Only a small portion use AI for strategic transformation—just 10% have embedded AI into the core of their business, leveraging it for strategic decision-making or new product and service development. This underscores the gap between “using AI” and “being an AI-driven organization.”

 

Stories from Three Business Groups: A Stark Readiness Divide

The data exposes a sharp contrast among three key business groups, which forms the heart of this analysis:

  1. Group 1 – Innovation Leaders (Startups): Startups are the true front-runners in high-level AI adoption. Over 50% of startups use AI in some form, and notably, 40% are currently developing AI-powered products. These are the true innovation builders.
  2. Group 2 – Cautious Giants (Large Enterprises): While 44% of large corporations use AI, their adoption is often conservative.
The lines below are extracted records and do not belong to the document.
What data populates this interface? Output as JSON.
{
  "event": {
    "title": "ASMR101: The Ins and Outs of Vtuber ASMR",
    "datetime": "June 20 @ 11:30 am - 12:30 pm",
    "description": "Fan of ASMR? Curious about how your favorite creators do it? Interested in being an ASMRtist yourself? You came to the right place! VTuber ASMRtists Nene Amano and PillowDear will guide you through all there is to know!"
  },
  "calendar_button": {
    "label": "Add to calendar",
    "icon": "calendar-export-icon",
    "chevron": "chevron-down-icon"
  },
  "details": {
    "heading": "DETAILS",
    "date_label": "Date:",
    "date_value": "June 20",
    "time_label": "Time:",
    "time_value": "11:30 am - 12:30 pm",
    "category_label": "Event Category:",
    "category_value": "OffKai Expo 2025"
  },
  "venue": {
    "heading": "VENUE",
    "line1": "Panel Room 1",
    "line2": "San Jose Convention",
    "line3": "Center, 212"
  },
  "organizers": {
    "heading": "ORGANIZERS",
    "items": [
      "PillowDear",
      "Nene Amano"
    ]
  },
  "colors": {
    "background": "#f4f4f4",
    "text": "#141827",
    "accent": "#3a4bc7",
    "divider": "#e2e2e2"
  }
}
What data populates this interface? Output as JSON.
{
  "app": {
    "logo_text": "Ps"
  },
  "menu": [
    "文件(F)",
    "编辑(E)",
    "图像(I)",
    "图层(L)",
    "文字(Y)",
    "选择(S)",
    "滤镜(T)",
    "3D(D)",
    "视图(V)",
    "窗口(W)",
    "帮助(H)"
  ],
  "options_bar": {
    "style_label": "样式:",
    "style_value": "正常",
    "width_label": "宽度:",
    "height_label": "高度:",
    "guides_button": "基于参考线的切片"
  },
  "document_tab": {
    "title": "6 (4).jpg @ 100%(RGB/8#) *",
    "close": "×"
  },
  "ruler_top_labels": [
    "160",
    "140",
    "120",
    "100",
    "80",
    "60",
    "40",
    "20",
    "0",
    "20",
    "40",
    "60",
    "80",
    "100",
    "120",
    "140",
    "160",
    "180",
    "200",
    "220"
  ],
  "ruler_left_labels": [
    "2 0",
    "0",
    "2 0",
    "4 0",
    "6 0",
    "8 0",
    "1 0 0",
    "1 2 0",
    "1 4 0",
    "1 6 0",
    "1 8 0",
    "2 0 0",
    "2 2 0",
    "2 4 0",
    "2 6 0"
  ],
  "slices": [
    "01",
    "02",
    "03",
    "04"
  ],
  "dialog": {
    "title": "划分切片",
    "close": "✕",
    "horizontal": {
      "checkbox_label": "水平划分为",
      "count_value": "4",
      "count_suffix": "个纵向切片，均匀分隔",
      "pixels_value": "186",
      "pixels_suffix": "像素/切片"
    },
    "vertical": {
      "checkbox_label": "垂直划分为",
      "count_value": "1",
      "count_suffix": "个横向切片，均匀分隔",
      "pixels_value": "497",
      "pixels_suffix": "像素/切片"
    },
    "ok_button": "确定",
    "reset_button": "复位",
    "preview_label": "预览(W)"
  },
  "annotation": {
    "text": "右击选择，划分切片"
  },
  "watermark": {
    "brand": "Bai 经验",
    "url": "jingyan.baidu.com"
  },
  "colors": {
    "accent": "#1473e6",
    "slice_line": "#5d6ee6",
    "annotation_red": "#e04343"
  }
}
Only 16% use AI to create new products or services, and a mere 18% have a comprehensive AI strategy across the organization. They have the resources but often lack agility.
  3. Group 3 – The Lagging Majority (SMEs): Small and medium-sized enterprises (SMEs), the backbone of Thailand’s economy, are at risk of being left behind—only 9% use AI at an advanced level. This gap highlights the economic vulnerability of the broader market.

This uneven technological adoption is creating what experts call a “K-shaped Digital Transformation”—a phenomenon where a small, tech-savvy minority (mostly startups) accelerates rapidly upward, while the majority (especially SMEs) struggles to adapt. If this trend continues, it could lead to market concentration and widening economic inequality, as AI-powered corporations pull further ahead of traditional businesses, eroding the country’s mid-tier economy.

 

Industry Case Studies: Where AI Is Making a Real Impact

To make the benefits of AI more tangible, here are examples from key Thai industries where AI is already driving transformation:

  • Finance and Banking:
    AI is used for financial data analysis, risk assessment, and facial recognition for secure transactions. KBTG stands out as a leading example, leveraging AI for risk management and enhancing customer experiences.
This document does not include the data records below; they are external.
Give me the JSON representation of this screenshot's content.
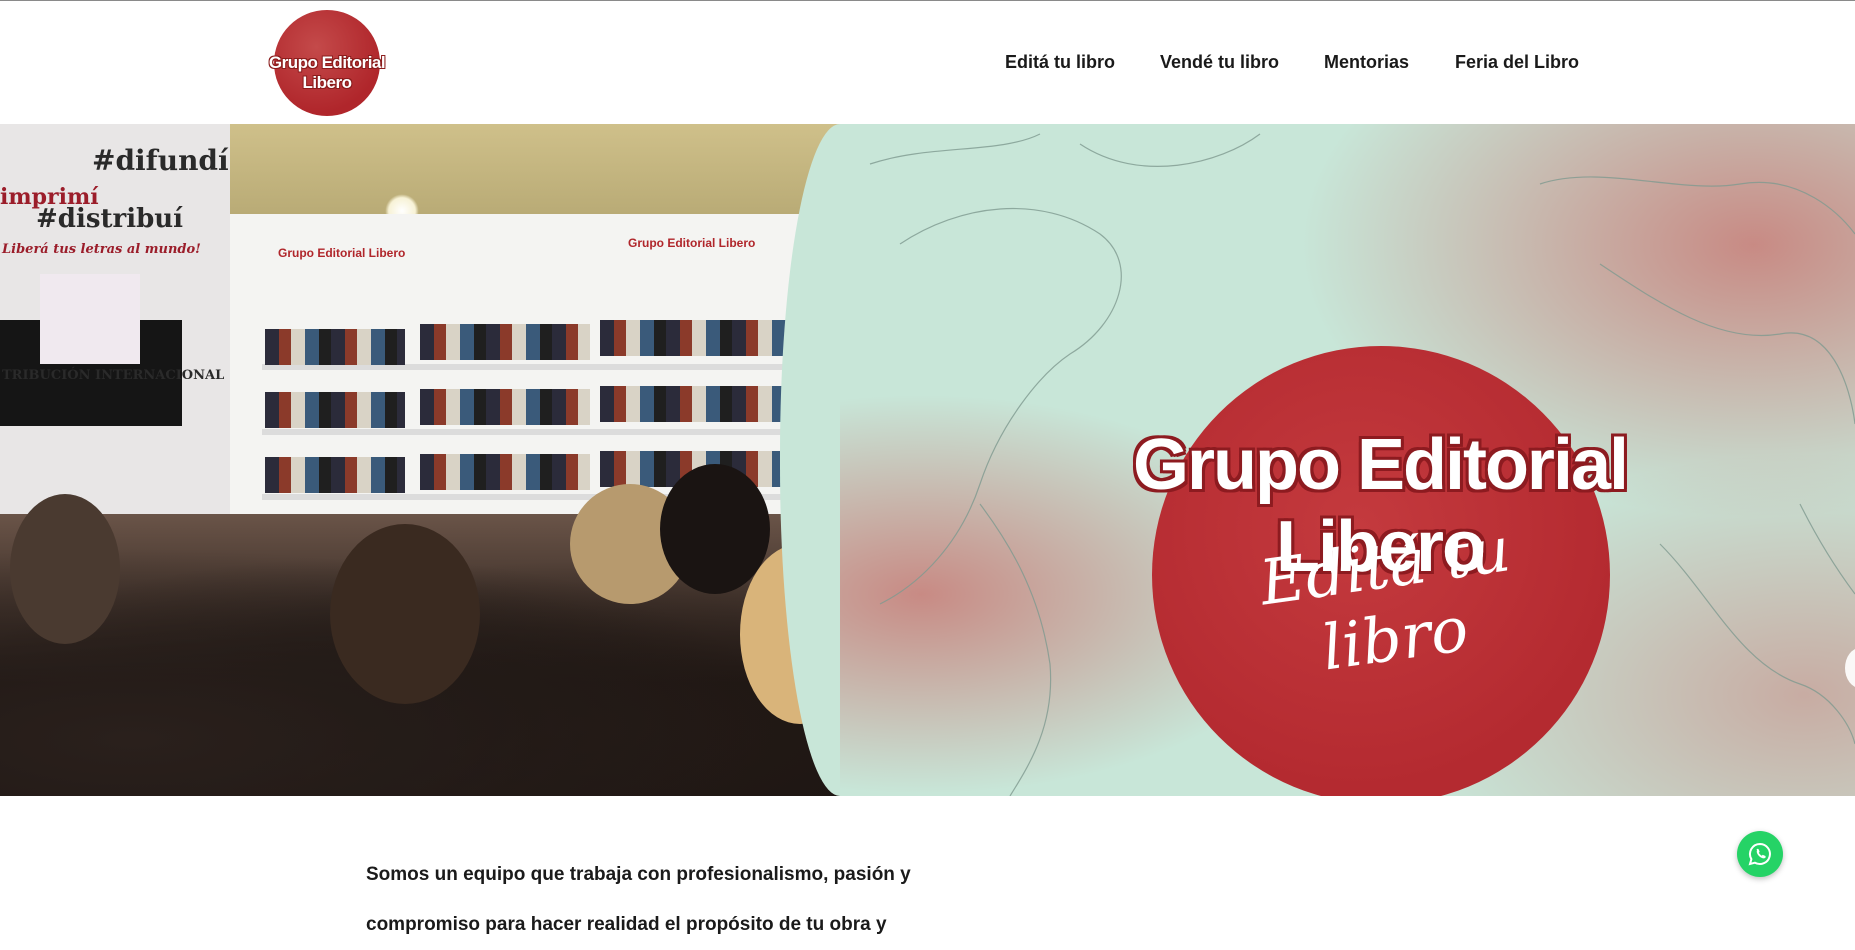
{
  "brand": {
    "logo_text": "Grupo Editorial Libero"
  },
  "nav": {
    "items": [
      {
        "label": "Editá tu libro"
      },
      {
        "label": "Vendé tu libro"
      },
      {
        "label": "Mentorias"
      },
      {
        "label": "Feria del Libro"
      }
    ]
  },
  "hero": {
    "title": "Grupo Editorial Libero",
    "tagline": "Editá tu libro",
    "photo_texts": {
      "hashtag_1": "#difundí",
      "hashtag_2": "imprimí",
      "hashtag_3": "#distribuí",
      "slogan": "Liberá tus letras al mundo!",
      "distribution": "TRIBUCIÓN INTERNACIONAL",
      "booth_label": "Grupo Editorial Libero"
    }
  },
  "content": {
    "intro_line_1": "Somos un equipo que trabaja con profesionalismo, pasión y",
    "intro_line_2": "compromiso para hacer realidad el propósito de tu obra y"
  },
  "colors": {
    "brand_red": "#b42a30",
    "mint_bg": "#c8e6d8",
    "whatsapp_green": "#25d366"
  },
  "icons": {
    "whatsapp": "whatsapp-icon",
    "next": "chevron-right-icon"
  }
}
  • Agriculture (AgriTech):
    AI helps analyze weather patterns, manage crop fields, and optimize fertilizer use, resulting in higher yields and lower costs. The collaboration between ListenField and Kubota to develop smart agricultural machinery is a notable case study.

  • Manufacturing:
    AI is used to inspect product quality, reduce production errors, and predict maintenance needs, boosting overall efficiency.

  • Healthcare:
    The government is actively promoting AI in the health sector to improve diagnostic accuracy and position Thailand as a regional medical hub. The Medical AI Consortium has collected over 1.6 million medical images to train AI models.

 

Bridging the Gap: From Infrastructure to True Adoption

This situation also highlights a mismatch between Thailand’s advanced national AI infrastructure (as discussed in Article 1) and the shallow, fragmented adoption at the organizational level. Having world-class supercomputers and a National AI Service Platform doesn’t automatically lead to complex business applications.

The true bottlenecks are not computing power, but rather a lack of skills, strategic vision, and ready-to-use business applications. The government’s “Build it and they will come” strategy is necessary but insufficient.

The next crucial step is solving the “last mile” of AI adoption—developing user-friendly tools, providing SME consulting, and cultivating talent capable of connecting powerful AI platforms to real business problems.

Only then can Thailand move from AI adoption to becoming a truly AI-driven economy.